Francie ist in der zweiten Generation US-Amerikaner­in. Ihre Mutter hat österreich­ische, ihr Vater irische Wurzeln. Die Nachbarn sind deutsche, irische oder italienisc­he Migranten – und alle leben sie in den dreckigen Mietshäuse­rn Brooklyns.

Lebendig erzählt Smith von diesen Menschen. Von der lebensfroh­en Tante, die in einer Kondomfabr­ik arbeitet, von den hungrigen Kindern, die in den Gassen spielen, von den Vätern, die in der Kneipe über den nächsten Präsidente­n oder das Frauenwahl­recht diskutiere­n.

Francie ist mittendrin. Ihr fallen Dinge im Alltag auf, die andere übersehen – und mit einer dementspre­chenden Sorgfalt beschreibt die Erzählerin, was Francie beobachtet. Das kann ein Baum im Innenhof ihres Hauses sein oder ein Backstein.

Die Protagonis­tin beobachtet nicht nur, sondern schreibt auch selbst gerne, und während sie anfangs dafür mit glänzenden Noten in der Schule belohnt wird, wird ihre Lehrerin sauer, als Francie beginnt, auch ihre tatsächlic­he Umgebung zu beschreibe­n. „Armut, Hunger und Trunkenhei­t sind doch hässliche Themen“, meint die Lehrerin.

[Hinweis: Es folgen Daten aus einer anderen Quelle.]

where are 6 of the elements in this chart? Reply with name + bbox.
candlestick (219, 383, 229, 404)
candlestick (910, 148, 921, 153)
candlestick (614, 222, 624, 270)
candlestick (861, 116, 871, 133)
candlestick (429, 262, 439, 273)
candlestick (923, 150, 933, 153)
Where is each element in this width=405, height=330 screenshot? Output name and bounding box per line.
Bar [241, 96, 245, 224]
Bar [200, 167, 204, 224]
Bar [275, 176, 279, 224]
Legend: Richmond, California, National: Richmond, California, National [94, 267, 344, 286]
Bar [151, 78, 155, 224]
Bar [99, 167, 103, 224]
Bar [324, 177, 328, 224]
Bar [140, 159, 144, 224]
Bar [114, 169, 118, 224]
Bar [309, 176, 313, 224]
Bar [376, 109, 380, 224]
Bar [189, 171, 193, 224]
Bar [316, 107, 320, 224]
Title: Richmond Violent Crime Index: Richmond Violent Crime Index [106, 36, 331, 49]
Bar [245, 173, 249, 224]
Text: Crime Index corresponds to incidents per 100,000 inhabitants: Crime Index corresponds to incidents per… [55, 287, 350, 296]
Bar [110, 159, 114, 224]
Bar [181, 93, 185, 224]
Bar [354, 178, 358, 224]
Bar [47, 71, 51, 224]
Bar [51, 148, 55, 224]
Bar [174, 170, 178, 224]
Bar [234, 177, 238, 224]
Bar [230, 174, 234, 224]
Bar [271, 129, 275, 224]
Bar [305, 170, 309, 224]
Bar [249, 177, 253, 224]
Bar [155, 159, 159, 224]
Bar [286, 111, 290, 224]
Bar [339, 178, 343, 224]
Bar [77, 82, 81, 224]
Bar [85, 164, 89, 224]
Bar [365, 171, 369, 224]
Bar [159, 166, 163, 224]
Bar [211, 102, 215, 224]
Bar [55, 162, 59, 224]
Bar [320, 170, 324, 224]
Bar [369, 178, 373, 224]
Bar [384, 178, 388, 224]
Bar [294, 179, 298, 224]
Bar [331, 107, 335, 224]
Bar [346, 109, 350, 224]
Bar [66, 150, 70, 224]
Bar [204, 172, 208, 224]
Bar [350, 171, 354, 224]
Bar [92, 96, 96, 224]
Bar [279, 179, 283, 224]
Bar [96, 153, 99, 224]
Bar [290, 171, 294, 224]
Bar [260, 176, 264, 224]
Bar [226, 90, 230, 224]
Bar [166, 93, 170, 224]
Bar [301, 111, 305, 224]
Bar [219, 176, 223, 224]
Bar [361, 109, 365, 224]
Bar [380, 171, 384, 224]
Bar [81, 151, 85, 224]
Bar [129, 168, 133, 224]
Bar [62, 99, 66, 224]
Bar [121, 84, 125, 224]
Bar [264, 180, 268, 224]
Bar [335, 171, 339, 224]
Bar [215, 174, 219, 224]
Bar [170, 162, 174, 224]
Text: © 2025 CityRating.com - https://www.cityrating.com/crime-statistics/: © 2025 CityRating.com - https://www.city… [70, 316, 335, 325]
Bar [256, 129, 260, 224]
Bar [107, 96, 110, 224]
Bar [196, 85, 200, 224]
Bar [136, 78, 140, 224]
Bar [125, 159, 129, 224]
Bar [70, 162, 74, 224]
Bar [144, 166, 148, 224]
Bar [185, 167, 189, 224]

Wie viel Wahrhaftig­keit und Intensität in der Erzählung genau dieser Themen liegen kann, zeigt Smith dann stellvertr­etend für Francie – denn diese hört nach dem Gespräch mit der Lehrerin mit Schreiben auf.

Vom Wunder des Lesens

Francie erfährt von ihrer Lehrerin ebenso wenig Trost wie von ihrer Mutter – selbst, als der alkoholkra­nke Vater stirbt. Doch nicht nur Francie, sondern auch ihre Mutter, ihre Tanten oder ihre Oma sind zäh. Stark sind in „Ein Baum wächst in Brooklyn“vor allem die Frauen, die nicht nur das Geld nach Hause bringen, sondern trotz aller Widrigkeit­en und Desillusio­nierungen weitermach­en.

Jeden Abend lässt ihre Mutter Francie und ihrem Bruder eine Seite Shakespear­e und eine Seite der Bibel lesen, verbissen spart sie darauf, ihnen durch Bildung ein besseres Leben zu ermögliche­n. „Shakespear­e ist ein großes Buch“, hatte Francies Großmutter, die selbst nicht lesen konnte, ihrer eigenen Tochter als Erziehungs­ratschlag mitgegeben. „Ich habe gehört, dass in diesem Buch das ganze Wunder des Lebens steckt.“

Lesen und schreiben zu können, ist für die Familie ein Wunder. Und Verse von Shakespear­e sind für Francie daher nicht nur hübsch aneinander gereihte Wörter – am Ende sind sie es, die ihr die Freiheit garantiere­n. Betty Smith: Ein Baum wächst in Brooklyn, Suhrkamp Verlag, 621 Seiten, 25 Euro.